Of course, not all venture capital firms were bad. The two companies Marc wanted to "show some color" — Sequoia Capital and Benchmark — were actually very excellent (Marc even quoted Andy Rachleff's views!), but they had a tendency to "oust founders." And for founders who wanted to retain control, Peter Thiel had founded Founders Fund as early as 2005, which was in the investment period of "2007 Vintage Fund II" — as Mario wrote, this fund eventually achieved a performance of "for every dollar invested, they have so far gotten $18.60 in cash back (DPI, Distributed to Paid-In capital ratio)."
But compared to today, the venture capital industry at that time was still a "lazy, closed, and manually operated industry."

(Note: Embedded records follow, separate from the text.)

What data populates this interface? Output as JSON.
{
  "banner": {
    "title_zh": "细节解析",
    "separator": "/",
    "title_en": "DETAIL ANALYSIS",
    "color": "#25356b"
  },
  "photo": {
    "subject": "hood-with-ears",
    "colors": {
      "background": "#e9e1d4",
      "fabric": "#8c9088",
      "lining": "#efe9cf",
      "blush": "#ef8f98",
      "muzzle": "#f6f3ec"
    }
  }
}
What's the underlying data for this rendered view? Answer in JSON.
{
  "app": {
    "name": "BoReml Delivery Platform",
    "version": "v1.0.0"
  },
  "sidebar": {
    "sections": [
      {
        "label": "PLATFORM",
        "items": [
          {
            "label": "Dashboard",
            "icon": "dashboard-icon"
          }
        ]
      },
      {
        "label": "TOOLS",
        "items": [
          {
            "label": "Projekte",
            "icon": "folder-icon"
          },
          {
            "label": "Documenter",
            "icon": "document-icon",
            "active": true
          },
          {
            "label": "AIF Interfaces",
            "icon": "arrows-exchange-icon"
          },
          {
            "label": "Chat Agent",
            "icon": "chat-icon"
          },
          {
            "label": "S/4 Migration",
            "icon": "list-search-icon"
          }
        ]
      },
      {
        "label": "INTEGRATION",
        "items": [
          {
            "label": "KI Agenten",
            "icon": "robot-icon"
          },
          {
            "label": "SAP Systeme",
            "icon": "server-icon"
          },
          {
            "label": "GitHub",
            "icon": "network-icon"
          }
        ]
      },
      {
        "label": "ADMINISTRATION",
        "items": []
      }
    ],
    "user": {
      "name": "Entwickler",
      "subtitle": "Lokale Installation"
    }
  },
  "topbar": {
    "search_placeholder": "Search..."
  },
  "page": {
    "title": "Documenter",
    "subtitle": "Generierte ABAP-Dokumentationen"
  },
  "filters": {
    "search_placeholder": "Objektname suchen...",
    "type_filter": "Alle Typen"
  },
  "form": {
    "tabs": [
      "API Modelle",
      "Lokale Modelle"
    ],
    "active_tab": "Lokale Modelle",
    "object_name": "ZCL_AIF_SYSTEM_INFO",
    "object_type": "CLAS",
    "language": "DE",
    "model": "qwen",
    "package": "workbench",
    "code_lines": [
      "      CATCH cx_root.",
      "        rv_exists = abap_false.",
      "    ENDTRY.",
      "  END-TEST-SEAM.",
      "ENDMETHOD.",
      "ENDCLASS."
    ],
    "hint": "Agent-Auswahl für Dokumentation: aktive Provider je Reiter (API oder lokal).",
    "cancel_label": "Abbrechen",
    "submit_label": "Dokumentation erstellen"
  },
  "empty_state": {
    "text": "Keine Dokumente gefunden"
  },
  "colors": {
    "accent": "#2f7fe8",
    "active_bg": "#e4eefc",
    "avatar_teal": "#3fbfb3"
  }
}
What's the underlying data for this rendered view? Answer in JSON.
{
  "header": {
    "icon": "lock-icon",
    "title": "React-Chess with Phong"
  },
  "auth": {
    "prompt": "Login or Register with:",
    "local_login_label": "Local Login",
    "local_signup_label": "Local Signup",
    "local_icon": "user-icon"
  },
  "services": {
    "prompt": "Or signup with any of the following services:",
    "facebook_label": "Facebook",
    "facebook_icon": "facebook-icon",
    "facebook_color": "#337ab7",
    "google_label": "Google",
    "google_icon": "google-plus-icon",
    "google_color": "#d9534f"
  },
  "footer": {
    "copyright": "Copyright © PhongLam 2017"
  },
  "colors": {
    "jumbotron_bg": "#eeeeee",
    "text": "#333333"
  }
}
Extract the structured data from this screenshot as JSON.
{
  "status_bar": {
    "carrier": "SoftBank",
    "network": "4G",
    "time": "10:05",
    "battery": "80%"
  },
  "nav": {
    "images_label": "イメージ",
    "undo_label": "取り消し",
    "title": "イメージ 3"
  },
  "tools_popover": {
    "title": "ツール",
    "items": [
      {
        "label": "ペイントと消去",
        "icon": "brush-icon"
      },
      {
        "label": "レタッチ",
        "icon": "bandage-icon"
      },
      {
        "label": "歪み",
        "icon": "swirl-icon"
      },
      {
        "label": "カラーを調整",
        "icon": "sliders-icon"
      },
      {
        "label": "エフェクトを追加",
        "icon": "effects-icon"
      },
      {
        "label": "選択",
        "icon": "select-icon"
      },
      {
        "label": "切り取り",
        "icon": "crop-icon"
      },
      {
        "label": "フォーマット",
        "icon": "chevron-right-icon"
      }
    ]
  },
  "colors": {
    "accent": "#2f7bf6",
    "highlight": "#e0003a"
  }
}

Marc often tells a story: In 2009, when he and Ben were considering founding a16z, they met with a GP from a top venture capital firm, who likened investing in startups to "picking sushi off a conveyor belt." According to Marc's recollection, this GP said to him:
"Venture capital is like going to a sushi-go-round restaurant. You just sit on Sand Hill Road, and startups will come to you naturally. Even if you miss one, it's okay because the next sushi will come around soon. You just sit there, watch the 'sushi' go by, and occasionally grab one with your hand."
In the Uncapped podcast, Marc explained to Jack Altman, "If the goal is just to 'maintain the status quo,' as long as industry ambition is limited, this approach can work."
But Marc and Ben's ambitions extend far beyond that. In the company they are about to found, "missing out on a high-quality project"—meaning not being able to invest in an excellent company—would be the biggest mistake. This is no small matter because they clearly see: as the market grows, the scale of those large tech companies will become unimaginably large.
"Ten years ago, there were about 50 million internet users, even fewer with broadband connections," Ben and Marc wrote in the April 2009 "a16z Fund I" fundraising memo, "Today, there are about 1.5 billion internet users, many of whom have broadband connections. Therefore, whether on the consumer or infrastructure side, the most successful companies in the industry may have far more potential than the most successful tech companies of the previous generation."
Meanwhile, the cost of starting a company has significantly decreased, and processes have become simpler—meaning there will be more startups in the future.
In a letter to potential limited partners (LPs), they wrote, "Over the past decade, the cost of developing a new technology product and bringing it to market in at least beta form has dramatically decreased; today, this cost is typically only $0.5 million to $1.5 million, compared to $5 million to $15 million required a decade ago."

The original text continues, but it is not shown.